TTP - chap.V - §§14-20 : Quel intérêt y a-t-il à connaître les récits sacrés et à croire en eux ?

  • 20 février 2006


1. §§14-15 : Considérations générales.

[14] Pour faire accepter aux hommes une croyance ou les en détourner, s’il s’agit d’une chose qui n’est pas connue par elle-même, on devra nécessairement partir de certains points accordés et s’appuyer pour convaincre sur l’expérience ou sur la raison, c’est-à-dire sur les faits que, par les sens, les hommes constatent dans la Nature, ou sur des axiomes de l’intellect connus par eux-mêmes. Mais, à moins que l’expérience ne soit telle qu’elle puisse donner lieu à une connaissance claire et distincte, tout en convainquant l’homme, elle n’affectera pas l’entendement et ne dissipera pas les nuages qui l’obscurcissent, comme le fait la déduction dans l’ordre du de la vérité à établir, appuyée sur les seuls axiomes de l’intellect, c’est-à-dire fondée sur la seule vertu de l’entendement, surtout s’il s’agit d’une chose spirituelle et ne tombant en aucune manière sous les sens. Il faut toutefois le plus souvent, pour établir une vérité par les seules notions de l’intellect, un long enchaînement de perceptions et en outre une extrême prudence, un esprit clairvoyant et une très grande possession de soi, toutes qualités qui se trouvent rarement dans les hommes ; par suite ils aiment mieux se laisser instruire par l’expérience que tirer toutes leurs perceptions d’un petit nombre d’axiomes et les enchaîner les unes aux autres. Si donc l’on veut enseigner une doctrine à toute une nation, pour ne pas dire à tout le genre humain, et la faire entendre de tous dans toutes ses parties, on est obligé de l’établir en faisant appel à l’expérience, et d’adapter très exactement ses raisons et les définitions des choses à enseigner à la compréhension de la foule, qui constitue la majeure partie du genre humain, renonçant à enchaîner ses raisons et à donner des définitions comme il faudrait pour pouvoir les mieux enchaîner ; autrement ou n’écrit que pour les doctes, c’est-à-dire qu’on ne pourra être compris que d’un nombre d’hommes relativement très petit.

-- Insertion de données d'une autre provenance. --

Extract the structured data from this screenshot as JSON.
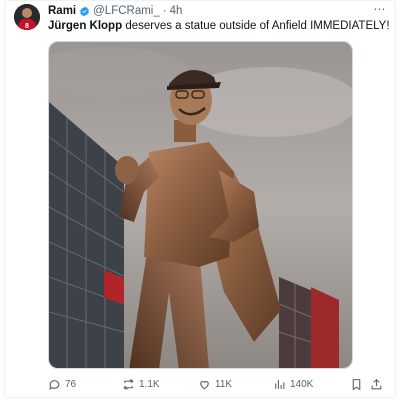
{
  "tweet": {
    "author": {
      "name": "Rami",
      "handle": "@LFCRami_",
      "separator": "·",
      "time": "4h",
      "verified": true,
      "avatar_jersey_number": "8"
    },
    "more_icon": "⋯",
    "text": {
      "bold_part": "Jürgen Klopp",
      "rest": " deserves a statue outside of Anfield IMMEDIATELY!"
    },
    "media": {
      "description_icon": "photo-statue"
    },
    "actions": {
      "replies": "76",
      "retweets": "1.1K",
      "likes": "11K",
      "views": "140K"
    },
    "colors": {
      "verified": "#1d9bf0",
      "muted": "#536471",
      "avatar_red": "#c8102e"
    }
  }
}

[15] Puis donc que toute l’Écriture a été révélée à l’usage d’une nation entière au début, et ensuite de tout le genre humain, nécessairement son contenu a dû être adapté à la compréhension de la foule et prouvé par l’expérience seule.

2. §§16-18 : La connaissance des récits de l’Écriture est nécessaire au vulgaire.

[16] Expliquons ce point plus clairement. Les enseignements de l’Écriture qui sont d’ordre spéculatif, sont essentiellement qu’il y a un Dieu, c’est-à-dire un être qui a fait, dirige et conserve toutes choses avec une sagesse souveraine ; qui prend le plus grand soin des hommes, de ceux, veux-je dire, qui vivent pieusement et honnêtement ; quant aux autres, il les punit par de nombreux supplices et les sépare des bons. Ces enseignements, l’Écriture les établit par l’expérience seule, je veux dire par les histoires qu’elle raconte ; et elle ne donne point de définitions de ces choses, mais adapte toutes ses pensées et toutes ses raisons à la compréhension du vulgaire. Et, bien que l’expérience ne puisse donner de ces choses aucune connaissance claire ni enseigner ce qu’est Dieu et de quelle façon il conserve et dirige toutes choses et prend soin des hommes, elle peut cependant instruire et éclairer les hommes dans une mesure suffisante pour imprimer dans leurs âmes l’obéissance et la dévotion. Je pense avoir suffisamment établi par là à quels hommes la foi aux histoires contenues dans les livres sacrés est nécessaire, et pour quelles raisons ; car il suit très évidemment de ce que je viens de montrer que la connaissance de ces histoires et la foi à leur vérité sont nécessaires au plus haut point au vulgaire dont l’esprit est incapable de percevoir les choses clairement et distinctement. En second lieu, que celui qui les nie parce qu’il ne croit pas qu’il y ait un Dieu et une providence, est un impie ; celui au contraire qui les ignore et néanmoins croit par la lumière naturelle qu’il y a un Dieu et ce qui s’ensuit, qui d’autre part observe la vraie règle de vie, celui-là possède entièrement la béatitude et la possède même plus réellement que le vulgaire, parce qu’il n’a pas seulement des opinions vraies, mais une connaissance claire et distincte. Il suit enfin de ce que j`ai montré ci-dessus, que celui qui ignore ces histoires de l’Écriture et ne sait rien par la lumière naturelle est sinon un impie, c’est-à-dire un insoumis, du moins un être placé en dehors de l’humanité et presque une brute, et ne possède aucun don de Dieu.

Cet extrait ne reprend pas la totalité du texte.